David Gauke: ‘CFC reform will not be a vehicle to allow multinationals to avoid tax in developing countries’

Critics say that the reforms, together with the proposed exemption for foreign branch profits, will increase tax competition.

The development charity ActionAid argues that the new rules increase tax avoidance in developing countries, the Financial Times reported, because they ‘remove an effective deterrent to multinational companies shifting profits into tax havens’.

But the ‘FT verdict’ was the changes are justified because they ‘reflect the reality of the international character of multinationals and intensifying tax competition from smaller states’.

‘CFC reform will not be a vehicle to allow multinationals to avoid tax in developing countries,’ David Gauke, the Exchequer Secretary to the Treasury, said in a speech at an OECD conference. ‘We will continue to support developing countries to create robust and sustainable tax systems and protect their own tax bases.’

‘A very challenging area’

Will Morris, Chairman of the CBI’s Tax Committee, said the CFC consultation ‘will make a serious contribution to the government's pledge to create the most competitive tax system in the G20’.

Reform is needed to improve the UK’s tax competitiveness while ensuring that the UK tax base is adequately protected, the Treasury said in Consultation on Controlled Foreign Companies reform published on 30 June.

‘We want to attract business investment from all over the world to the UK and reverse the recent trend of businesses leaving the UK amid concerns over tax competitiveness,’ Gauke wrote in a foreword.

‘This document is more detailed than many comparable consultations as this is a very challenging area and we want to work with interested parties to get this reform right,’ he added.

The government published proposals last November for new CFC rules to be introduced in Finance Bill 2012, and introduced interim improvements in Finance Bill 2011. It now aims to publish draft legislation in Autumn 2011.

A finance company partial exemption will give rise, in most situations, to an effective UK corporation tax rate on profits from overseas intra-group financing of 5.75% by the year 2014, the Treasury said.
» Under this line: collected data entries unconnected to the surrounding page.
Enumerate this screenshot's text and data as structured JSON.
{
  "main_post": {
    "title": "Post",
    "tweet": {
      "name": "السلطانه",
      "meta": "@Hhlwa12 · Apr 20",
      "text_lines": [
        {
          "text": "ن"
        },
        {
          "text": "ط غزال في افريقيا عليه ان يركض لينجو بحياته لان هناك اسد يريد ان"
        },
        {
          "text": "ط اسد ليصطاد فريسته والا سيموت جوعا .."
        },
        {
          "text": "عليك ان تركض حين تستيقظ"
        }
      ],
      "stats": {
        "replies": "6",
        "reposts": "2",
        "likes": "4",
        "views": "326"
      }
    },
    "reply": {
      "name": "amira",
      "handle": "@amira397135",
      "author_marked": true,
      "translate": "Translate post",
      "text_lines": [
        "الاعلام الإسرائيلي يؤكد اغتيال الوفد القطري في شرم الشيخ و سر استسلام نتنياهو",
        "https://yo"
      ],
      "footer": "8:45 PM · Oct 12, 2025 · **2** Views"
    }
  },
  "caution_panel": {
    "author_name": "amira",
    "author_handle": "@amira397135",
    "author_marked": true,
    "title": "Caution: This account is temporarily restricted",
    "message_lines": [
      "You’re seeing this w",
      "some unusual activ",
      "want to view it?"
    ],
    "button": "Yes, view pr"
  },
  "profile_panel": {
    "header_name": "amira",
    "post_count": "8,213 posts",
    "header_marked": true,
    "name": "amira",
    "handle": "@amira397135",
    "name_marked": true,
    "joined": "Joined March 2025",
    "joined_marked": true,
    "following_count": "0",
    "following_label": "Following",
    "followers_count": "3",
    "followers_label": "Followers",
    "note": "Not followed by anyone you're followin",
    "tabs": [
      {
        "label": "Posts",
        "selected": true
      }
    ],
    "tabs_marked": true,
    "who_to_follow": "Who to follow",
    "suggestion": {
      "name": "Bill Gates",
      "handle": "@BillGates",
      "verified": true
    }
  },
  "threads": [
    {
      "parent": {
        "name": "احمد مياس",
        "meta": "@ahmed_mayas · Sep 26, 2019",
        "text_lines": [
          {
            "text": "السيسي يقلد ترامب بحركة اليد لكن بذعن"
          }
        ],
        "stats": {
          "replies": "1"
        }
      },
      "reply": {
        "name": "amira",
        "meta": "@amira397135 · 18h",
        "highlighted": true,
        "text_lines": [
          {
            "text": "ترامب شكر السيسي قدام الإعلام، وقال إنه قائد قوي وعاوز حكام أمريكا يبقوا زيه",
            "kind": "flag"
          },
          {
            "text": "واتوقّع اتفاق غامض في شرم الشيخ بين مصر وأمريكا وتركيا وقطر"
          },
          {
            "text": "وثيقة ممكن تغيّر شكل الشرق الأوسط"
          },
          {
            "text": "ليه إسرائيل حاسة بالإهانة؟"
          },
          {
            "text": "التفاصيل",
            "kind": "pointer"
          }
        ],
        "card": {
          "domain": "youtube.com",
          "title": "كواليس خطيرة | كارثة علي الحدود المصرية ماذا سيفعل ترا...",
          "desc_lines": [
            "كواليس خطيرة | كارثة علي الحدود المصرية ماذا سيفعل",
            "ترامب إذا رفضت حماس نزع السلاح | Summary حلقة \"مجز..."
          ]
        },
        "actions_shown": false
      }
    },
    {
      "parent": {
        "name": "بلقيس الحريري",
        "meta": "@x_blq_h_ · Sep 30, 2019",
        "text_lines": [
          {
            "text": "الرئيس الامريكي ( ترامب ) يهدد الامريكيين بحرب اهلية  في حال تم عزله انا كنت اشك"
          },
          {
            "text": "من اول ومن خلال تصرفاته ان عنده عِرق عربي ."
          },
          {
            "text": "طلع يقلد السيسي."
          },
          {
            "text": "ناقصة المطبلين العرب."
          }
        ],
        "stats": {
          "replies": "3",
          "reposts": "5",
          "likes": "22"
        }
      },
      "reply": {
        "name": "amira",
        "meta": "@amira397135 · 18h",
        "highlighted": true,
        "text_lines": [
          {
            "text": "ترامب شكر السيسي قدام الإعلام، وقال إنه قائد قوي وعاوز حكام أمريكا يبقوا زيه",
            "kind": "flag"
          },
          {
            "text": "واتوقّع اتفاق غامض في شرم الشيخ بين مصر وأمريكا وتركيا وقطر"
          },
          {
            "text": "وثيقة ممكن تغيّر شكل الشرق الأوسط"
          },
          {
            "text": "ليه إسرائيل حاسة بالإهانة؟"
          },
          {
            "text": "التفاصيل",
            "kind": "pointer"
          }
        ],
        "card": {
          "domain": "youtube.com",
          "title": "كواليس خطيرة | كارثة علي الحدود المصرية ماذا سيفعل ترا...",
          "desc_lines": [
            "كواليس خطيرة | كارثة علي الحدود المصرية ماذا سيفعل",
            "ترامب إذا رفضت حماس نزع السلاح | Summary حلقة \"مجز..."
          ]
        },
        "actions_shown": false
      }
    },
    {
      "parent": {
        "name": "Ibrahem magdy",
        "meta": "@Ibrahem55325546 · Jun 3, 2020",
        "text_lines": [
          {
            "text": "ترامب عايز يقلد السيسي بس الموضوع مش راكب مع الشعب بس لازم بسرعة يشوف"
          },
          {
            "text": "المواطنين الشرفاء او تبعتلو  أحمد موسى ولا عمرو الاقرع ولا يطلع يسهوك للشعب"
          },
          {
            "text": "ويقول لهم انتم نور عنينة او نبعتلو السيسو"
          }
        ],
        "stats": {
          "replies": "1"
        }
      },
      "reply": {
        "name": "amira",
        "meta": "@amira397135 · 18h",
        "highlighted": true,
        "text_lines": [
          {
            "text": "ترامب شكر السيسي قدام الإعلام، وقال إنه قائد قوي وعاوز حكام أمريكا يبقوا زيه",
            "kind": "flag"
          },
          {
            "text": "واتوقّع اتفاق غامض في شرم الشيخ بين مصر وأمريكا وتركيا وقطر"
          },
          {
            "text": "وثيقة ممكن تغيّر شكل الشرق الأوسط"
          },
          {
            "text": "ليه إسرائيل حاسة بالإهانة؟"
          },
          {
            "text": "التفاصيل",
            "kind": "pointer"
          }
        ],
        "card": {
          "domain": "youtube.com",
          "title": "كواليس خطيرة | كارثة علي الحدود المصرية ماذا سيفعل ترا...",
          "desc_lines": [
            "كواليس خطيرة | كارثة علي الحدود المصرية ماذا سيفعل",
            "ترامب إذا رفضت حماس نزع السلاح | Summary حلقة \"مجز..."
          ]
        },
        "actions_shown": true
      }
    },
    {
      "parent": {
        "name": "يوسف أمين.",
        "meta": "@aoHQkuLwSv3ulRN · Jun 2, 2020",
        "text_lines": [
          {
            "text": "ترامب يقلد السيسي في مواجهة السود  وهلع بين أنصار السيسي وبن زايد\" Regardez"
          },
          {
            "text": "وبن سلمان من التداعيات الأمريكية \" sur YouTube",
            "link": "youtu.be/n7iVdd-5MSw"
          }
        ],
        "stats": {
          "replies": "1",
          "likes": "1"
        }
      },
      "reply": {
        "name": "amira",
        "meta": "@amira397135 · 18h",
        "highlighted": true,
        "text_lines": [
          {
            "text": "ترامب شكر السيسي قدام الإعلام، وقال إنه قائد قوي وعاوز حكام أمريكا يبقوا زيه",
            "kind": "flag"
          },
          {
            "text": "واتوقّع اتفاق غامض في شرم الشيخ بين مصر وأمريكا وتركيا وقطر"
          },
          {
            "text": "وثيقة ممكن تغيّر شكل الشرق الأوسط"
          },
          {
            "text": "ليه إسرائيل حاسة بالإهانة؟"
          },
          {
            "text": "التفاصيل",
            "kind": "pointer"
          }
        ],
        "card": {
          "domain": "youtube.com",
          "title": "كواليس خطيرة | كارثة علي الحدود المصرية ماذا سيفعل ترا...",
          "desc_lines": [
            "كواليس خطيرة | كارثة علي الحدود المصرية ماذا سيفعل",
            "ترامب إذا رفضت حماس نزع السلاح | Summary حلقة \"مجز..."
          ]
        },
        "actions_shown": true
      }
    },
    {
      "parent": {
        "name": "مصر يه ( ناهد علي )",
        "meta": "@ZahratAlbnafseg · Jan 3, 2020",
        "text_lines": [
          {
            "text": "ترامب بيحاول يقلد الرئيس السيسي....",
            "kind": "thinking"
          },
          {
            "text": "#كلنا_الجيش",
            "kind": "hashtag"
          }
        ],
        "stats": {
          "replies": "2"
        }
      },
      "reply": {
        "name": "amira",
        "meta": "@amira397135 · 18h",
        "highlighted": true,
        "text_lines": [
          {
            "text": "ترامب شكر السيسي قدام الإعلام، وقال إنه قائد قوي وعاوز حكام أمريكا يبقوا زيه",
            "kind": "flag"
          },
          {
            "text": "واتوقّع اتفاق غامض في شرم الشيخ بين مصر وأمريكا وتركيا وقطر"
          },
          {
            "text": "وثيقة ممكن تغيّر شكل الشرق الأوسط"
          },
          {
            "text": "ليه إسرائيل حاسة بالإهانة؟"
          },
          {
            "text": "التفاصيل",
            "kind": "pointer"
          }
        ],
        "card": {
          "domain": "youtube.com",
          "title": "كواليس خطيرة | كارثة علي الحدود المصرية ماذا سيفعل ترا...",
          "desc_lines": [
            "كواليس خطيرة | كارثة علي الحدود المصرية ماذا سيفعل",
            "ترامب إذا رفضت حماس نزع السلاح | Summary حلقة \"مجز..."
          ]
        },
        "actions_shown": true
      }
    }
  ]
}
In some limited circumstances, the Treasury suggested, it could be appropriate to offer ‘full exemption’ of a finance company’s profits.

‘Cards on the table’

The proposals go some way to dissuading companies from leaving the UK but they are still not as user friendly as CFC regimes in other jurisdictions, Paul Smith, Head of International Tax at Grant Thornton, told Tax Journal.

‘This is cards on the table time for the government,’ said Barry Murphy, tax partner at PwC. ‘The reforms have been much talked about and for the first time we have a chance to assess whether the detailed proposals measure up to government ambitions.

‘It’s a big document, but it’s good that it really opens up the thinking behind the proposals. These are fundamentally important changes and a full debate is needed to ensure that the reforms are effective and practical for business.’

Murphy welcomed the proposed finance company regime. Modernisation of the existing exemptions appears to take into account many of business’s current concerns and issues, he added.

Heather Self, Tax Director at McGrigors, said the consultation process had gone on for ‘far too long’ but there had been an open and collaborative debate. Writing in this week’s Tax Journal, Self said the finance company regime was a ‘genuine step forward’ that would ‘probably lead to significant restructuring of offshore financing arrangements over the next few years’.

Comments are invited by 22 September.

Paul SmithAn opportunity to compete for finance company business

Paul Smith
Head of International Tax, Grant Thornton UK LLP

‘The CFC proposals open up the opportunity for the UK to compete with Benelux countries for finance company business but there will still be a UK tax charge, as only one quarter of any overseas tax can be used to credit against the UK tax charge. As a result, the effective rate of tax on a finance company's profits will be in excess of 5.75%.

‘The proposals state that the government will “consider the limited circumstances in which full exemption might be appropriate”. This would be good for the UK economy but might signal the start of the end of the UK’s role as a global tax policeman.’